Further illustrating the disintegration of the steel industry, Bethlehem Steel has begun to make good on its threat to cut retiree benefits for steelworkers. The company has asked the bankruptcy court to appoint a committee representing union and salaried employees to help devise a plan to reduce the company's $3 billion in legacy costs owing to 95,000 retired employees, spouses, and dependents. Under the terms of its bankruptcy reorganization, the company has until January to reach a new labor agreement, but Bethlehem CEO Steve Miller has indicated that the company may file a new reorganization plan by the end of September.

Miller has threatened that if the United Steelworkers union does not offer concessions on the legacy issue, he will liquidate the company and let them take their chances with a new owner who has no contractual obligations.
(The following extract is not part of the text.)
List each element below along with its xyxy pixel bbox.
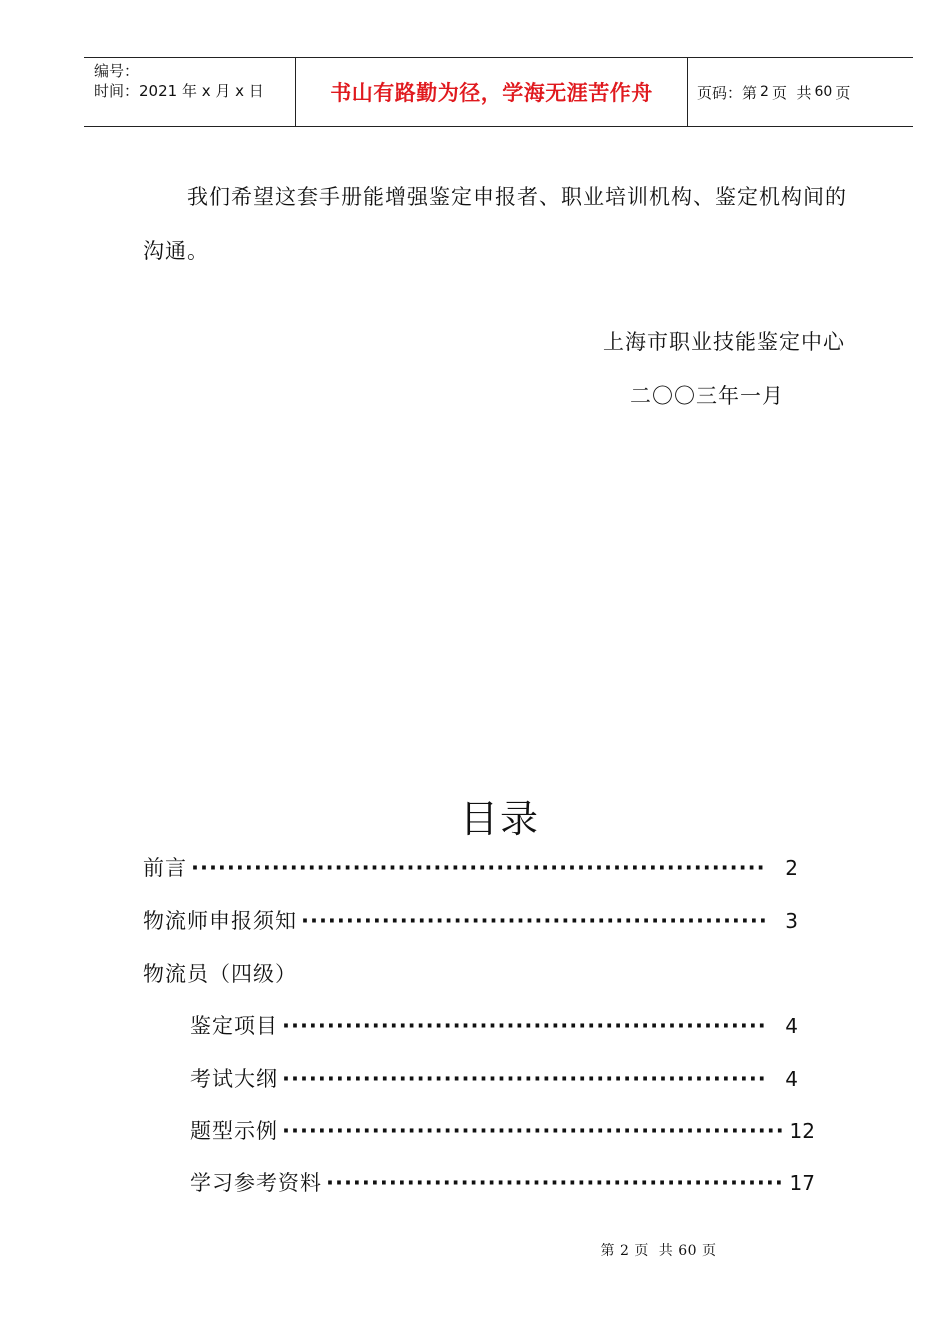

The liquidation of LTV resulted in a complete wipeout of retirees' health benefits, and no contract has yet been negotiated between the new management (ISG) and the USWA, despite the fact that the mills began reopening last spring.

New York State Budget Will Rely on Casino Gambling Revenues

The $88.6-billion New York State budget proposed by Gov. George Pataki Aug. 20 will drain all reserves and rely on casino-gambling revenues. In order to paper over the official $6.8-billion two-year revenue shortfall which he has characterized as a "financial nightmare" and a "horrific condition," Pataki is proposing to empty accounts originally earmarked for other purposes, and to impose cuts in state operations. The state workforce is scheduled to be cut by 5,000, supposedly through early retirement plans, and there will be a freeze on spending for education. Pataki's proposals for "economic stimulus," the "Empire plan," will borrow from the state general fund against projected revenues from expanded casino gambling projects to be built in western New York State. Pataki is proposing that the state take 25% of slot-machine revenues from casinos to be operated by the Seneca Indian tribe, a level of "revenue sharing" that has never been approved by the Federal Bureau of Indian Affairs. A coalition of officials from the Saratoga Chamber of Commerce and anti-gambling members of the Seneca tribe are challenging the casino gambling plan in Court.